The logging of the huge and ancient California Redwood forests in the past was certainly not an easy job. The dangerous occupation of felling and delimbing these behemoths of Mother Nature was designated to the famous old lumberjacks.
They lived in forest camps, spending months away from families and working hard day and night to transform the trees into an invaluable resource.
Lumberjacks took great pride in their work which regularly consisted of felling trees that stood over 300 feet tall. Tree trunks could measure over 15 feet in diameter and were so thick that a single tree provided enough timber for the construction of up to 20 houses.
The clear-cutting of giant sequoia peaked during the 19th century. Lumberjacks took on the monumental trees manually. Saws, wedges, and axes were used in combination to bring down the tree, as can be seen in the video footage below.
The process took time. The actual felling of a single giant redwood started with building scaffold that enabled loggers to climb up the trunk. Bulky cables and enormous pulleys were also needed to lift up junctions of the trees that weighed dozens of tons.
Lumberjacks also had to figure out the fall of each tree carefully so that it didn’t disrupt other trees close by, and to avoid any of the working men getting hurt or killed.
Almost always the lumberjacks were accurate to the inch but hazards were sometimes unavoidable. An estimated one in every 150 men working this profession lost their lives at work in the previous century. Such a death rate was higher than in most other occupations. To date, logging remains one of the deadliest professions even with the advent of modern technologies.
Depending on the location and workload, loggers either cut the trees into logs on the spot where the tree was fallen or they transferred them via rivers and railroads. Log flumes were constructed to transport the logs over hilly areas.
The wood was praised for its fire resistance and resilience against fungi and pests. Old-growth trees particularly retained such qualities. Cities were built and rebuilt with this type of timber. A spike in lumberjacking inescapably took place after the great earthquake and fire that wiped out San Francisco in 1906 and the city demanded a total rebuild.
Lumberjack practices did not fail to impress the public imagination, too. Theme parks were accordingly built for entertainment and competitive sports also appeared such as log rolling on rivers. For a while it seemed this timber-powered culture would last forever.
However, as logging activities persisted for decades into the 20th century, the ancient redwoods forests have been reduced to almost nothing. Until the Redwood National Park was formed in 1968, almost 90 percent of the total ancient redwood tree population was clear-cut. Today only about 2 percent of the original 1.92 million acres remain.

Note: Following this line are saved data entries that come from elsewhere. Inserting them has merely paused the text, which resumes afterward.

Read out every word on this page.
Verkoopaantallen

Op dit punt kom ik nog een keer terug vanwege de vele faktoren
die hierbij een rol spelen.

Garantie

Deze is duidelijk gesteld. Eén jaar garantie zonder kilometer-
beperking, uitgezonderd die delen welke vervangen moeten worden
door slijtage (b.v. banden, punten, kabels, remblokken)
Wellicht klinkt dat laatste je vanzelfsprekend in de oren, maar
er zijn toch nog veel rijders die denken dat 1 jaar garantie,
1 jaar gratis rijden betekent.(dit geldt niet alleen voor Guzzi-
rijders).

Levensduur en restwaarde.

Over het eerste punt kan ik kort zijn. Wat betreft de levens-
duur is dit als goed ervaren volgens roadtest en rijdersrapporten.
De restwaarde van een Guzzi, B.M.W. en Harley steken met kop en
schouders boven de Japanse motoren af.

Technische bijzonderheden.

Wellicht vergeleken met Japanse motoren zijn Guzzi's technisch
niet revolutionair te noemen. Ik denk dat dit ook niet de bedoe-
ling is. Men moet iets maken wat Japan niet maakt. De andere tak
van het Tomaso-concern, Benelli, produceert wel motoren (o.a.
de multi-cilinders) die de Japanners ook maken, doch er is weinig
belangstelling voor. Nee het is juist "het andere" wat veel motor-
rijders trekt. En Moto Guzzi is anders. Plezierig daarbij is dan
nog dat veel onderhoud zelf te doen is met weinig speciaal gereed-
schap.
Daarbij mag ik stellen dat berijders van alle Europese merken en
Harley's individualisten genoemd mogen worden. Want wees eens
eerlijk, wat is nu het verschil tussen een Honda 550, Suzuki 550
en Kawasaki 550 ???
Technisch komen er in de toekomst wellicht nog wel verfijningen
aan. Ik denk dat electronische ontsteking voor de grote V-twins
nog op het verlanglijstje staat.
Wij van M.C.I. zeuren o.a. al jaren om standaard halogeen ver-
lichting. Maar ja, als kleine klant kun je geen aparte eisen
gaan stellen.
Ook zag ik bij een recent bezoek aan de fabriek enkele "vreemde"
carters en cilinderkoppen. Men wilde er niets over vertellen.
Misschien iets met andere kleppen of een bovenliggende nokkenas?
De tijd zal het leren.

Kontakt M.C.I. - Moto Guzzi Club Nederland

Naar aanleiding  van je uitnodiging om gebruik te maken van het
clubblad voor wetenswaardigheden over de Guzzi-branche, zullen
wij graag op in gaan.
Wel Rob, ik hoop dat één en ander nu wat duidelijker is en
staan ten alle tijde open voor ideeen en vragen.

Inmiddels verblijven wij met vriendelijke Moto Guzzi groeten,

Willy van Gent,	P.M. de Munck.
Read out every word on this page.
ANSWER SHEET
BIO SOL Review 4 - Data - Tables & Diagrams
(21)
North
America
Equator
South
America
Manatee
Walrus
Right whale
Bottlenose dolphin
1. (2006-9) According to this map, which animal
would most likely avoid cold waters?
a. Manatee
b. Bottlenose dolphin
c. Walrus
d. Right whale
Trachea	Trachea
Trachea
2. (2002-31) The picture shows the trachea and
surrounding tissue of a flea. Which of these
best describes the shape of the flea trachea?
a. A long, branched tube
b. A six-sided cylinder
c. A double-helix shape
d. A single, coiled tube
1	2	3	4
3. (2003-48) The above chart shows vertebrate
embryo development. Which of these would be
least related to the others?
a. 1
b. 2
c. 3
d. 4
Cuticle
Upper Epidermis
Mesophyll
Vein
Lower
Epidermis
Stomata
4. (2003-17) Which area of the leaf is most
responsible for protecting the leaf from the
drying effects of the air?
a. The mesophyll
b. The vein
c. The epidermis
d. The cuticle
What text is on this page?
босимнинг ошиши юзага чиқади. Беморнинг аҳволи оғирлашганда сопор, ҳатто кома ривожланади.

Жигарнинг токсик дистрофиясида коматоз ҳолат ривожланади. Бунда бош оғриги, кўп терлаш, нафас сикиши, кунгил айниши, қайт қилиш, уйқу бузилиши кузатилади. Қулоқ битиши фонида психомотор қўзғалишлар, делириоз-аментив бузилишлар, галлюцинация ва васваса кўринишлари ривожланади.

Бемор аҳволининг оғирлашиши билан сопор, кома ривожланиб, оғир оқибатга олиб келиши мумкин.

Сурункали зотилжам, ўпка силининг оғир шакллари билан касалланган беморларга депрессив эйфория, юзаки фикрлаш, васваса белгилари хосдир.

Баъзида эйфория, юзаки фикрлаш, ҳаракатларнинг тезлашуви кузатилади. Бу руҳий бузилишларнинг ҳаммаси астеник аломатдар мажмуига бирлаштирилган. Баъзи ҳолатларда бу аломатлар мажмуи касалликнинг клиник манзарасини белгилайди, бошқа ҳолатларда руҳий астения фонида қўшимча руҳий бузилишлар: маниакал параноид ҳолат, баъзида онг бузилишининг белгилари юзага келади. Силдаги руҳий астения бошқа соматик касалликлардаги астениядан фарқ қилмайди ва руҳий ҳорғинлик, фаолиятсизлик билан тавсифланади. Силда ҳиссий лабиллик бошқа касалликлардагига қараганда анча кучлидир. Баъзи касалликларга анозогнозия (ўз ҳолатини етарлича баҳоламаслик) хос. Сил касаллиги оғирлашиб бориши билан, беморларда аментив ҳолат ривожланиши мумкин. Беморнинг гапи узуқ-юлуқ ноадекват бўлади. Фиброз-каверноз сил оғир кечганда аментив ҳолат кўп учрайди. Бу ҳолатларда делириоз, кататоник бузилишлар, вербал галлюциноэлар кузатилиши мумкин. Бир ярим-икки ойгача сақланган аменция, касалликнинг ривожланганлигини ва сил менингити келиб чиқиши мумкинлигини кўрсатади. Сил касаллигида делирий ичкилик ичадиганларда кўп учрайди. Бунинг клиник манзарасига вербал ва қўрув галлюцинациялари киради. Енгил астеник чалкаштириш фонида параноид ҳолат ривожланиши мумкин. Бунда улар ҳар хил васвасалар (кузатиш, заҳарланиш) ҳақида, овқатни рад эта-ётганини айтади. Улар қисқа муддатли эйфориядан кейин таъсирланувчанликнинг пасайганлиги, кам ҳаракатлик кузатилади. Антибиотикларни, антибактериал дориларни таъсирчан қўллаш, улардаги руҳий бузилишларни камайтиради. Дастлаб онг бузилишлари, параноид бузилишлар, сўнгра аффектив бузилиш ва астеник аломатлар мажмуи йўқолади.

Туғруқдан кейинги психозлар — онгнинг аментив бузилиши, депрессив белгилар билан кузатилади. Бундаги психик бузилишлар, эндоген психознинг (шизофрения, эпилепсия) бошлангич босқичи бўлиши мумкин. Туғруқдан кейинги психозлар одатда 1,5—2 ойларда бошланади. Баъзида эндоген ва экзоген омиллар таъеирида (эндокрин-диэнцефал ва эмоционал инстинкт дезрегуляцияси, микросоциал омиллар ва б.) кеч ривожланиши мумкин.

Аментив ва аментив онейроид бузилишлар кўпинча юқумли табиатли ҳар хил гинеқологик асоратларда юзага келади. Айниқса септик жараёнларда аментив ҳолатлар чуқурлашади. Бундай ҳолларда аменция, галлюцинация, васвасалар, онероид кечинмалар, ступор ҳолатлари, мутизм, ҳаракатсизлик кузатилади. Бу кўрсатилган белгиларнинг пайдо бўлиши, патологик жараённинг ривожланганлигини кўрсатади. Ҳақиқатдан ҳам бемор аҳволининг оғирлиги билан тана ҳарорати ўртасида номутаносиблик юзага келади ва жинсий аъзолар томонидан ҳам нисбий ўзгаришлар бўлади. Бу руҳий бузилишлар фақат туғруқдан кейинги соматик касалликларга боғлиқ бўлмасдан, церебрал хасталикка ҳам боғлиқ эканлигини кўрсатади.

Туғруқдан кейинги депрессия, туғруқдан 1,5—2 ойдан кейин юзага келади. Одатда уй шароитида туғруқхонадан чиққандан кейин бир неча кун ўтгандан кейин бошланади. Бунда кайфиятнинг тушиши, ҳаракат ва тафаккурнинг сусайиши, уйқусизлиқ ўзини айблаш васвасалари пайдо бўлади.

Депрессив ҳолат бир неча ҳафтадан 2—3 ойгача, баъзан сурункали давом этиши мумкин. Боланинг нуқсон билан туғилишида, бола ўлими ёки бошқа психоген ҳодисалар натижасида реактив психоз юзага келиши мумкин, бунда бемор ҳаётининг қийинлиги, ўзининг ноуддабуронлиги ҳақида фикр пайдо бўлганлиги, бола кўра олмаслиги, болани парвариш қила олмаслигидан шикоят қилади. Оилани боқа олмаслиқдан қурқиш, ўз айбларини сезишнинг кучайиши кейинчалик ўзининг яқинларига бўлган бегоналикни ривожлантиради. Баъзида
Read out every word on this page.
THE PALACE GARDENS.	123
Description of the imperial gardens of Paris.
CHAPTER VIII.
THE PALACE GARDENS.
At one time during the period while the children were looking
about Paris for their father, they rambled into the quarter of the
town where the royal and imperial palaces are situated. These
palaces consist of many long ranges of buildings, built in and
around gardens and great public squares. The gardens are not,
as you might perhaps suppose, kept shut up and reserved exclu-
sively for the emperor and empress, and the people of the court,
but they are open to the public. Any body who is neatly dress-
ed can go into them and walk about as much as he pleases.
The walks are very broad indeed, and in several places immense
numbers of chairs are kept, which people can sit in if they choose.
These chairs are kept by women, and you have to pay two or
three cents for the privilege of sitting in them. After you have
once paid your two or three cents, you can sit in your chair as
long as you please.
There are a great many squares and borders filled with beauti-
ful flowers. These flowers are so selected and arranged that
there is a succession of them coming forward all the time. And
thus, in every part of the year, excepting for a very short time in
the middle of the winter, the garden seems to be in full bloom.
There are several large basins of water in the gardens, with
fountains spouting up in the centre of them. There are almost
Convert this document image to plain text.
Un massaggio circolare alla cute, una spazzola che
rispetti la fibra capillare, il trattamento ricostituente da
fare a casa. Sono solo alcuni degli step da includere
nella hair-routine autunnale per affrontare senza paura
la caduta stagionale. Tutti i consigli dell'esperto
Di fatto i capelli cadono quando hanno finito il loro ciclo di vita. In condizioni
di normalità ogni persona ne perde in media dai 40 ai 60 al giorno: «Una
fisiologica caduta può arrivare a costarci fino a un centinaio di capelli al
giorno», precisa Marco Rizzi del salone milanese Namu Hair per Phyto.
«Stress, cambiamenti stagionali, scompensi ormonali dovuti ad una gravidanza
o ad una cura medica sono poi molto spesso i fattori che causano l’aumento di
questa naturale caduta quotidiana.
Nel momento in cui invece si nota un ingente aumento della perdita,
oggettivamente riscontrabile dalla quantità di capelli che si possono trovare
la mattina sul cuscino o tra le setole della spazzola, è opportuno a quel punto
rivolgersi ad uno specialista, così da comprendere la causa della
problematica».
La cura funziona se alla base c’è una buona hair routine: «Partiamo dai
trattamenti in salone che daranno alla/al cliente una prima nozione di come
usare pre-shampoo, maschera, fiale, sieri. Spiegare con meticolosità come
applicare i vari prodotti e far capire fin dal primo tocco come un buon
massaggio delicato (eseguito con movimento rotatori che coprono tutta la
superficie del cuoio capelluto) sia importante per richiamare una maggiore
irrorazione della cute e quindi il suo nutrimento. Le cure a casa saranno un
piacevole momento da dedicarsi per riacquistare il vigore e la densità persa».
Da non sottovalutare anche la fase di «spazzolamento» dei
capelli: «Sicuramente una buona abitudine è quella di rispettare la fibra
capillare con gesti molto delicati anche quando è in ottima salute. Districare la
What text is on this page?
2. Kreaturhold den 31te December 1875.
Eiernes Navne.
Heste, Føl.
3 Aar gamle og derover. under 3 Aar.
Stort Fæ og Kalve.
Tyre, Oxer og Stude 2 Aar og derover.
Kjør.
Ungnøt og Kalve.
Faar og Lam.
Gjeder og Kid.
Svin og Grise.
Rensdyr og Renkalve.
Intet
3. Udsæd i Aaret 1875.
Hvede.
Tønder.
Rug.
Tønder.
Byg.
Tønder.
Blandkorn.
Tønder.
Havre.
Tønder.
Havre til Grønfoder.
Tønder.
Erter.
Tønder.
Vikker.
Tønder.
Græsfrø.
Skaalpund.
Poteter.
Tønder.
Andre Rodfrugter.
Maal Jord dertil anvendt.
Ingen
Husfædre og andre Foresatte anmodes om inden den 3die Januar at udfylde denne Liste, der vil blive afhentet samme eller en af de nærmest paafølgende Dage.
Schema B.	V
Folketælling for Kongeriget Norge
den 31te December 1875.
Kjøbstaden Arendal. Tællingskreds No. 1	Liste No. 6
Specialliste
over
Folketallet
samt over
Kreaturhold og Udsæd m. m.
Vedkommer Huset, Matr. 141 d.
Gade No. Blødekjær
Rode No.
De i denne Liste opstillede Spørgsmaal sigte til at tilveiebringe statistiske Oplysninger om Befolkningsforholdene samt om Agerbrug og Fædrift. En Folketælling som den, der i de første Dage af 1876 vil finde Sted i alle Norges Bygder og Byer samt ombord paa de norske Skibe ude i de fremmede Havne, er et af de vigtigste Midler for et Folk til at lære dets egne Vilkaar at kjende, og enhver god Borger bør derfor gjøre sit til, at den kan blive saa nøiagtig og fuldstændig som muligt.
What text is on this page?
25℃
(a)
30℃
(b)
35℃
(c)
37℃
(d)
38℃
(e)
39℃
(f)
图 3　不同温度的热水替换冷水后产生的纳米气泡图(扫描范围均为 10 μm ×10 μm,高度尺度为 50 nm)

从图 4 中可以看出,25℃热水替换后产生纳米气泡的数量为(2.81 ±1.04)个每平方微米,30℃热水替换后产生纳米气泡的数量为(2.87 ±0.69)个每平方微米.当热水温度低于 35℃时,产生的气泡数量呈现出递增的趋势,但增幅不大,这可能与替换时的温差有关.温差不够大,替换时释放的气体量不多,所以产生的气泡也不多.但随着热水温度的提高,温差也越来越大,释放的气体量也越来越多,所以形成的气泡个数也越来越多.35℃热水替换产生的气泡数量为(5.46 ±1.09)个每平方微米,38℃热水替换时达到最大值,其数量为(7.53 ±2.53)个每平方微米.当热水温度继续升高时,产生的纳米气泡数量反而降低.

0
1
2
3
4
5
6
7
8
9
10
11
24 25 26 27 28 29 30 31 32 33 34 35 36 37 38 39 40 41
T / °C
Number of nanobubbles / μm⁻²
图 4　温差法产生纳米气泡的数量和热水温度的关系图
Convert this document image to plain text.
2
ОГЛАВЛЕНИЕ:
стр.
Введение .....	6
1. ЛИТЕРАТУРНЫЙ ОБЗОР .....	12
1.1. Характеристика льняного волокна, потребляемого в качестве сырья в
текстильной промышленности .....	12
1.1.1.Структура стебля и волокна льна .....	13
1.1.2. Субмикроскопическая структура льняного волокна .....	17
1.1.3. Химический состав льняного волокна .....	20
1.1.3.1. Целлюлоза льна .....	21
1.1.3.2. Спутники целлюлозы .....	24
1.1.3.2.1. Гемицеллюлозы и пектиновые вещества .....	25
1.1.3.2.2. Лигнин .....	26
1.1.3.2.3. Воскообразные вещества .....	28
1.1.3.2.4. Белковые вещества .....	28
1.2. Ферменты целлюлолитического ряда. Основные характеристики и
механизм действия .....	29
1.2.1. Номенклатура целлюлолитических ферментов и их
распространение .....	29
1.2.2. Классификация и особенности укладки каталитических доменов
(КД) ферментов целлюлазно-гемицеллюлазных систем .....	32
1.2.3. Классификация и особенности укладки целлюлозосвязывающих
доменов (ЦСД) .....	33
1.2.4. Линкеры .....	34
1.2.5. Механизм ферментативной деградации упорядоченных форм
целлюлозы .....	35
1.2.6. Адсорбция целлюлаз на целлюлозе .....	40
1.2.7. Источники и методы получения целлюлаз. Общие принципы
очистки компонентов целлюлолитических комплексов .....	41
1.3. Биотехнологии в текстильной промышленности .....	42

The average lifespan of a redwood tree is about 500 years, though some from the species are more than two millennia old. Those redwoods that remain still hide some of the tallest, oldest, most remarkable tree samples that can be found upon our planet.
The featured footage of the lumberjacks working in California allows us to see an entirely different era and an entirely different way how we used these forests. While clear-cutting redwoods is now a bygone era, the historic footage is here to also remind us of an era that was vital to the development of the American West.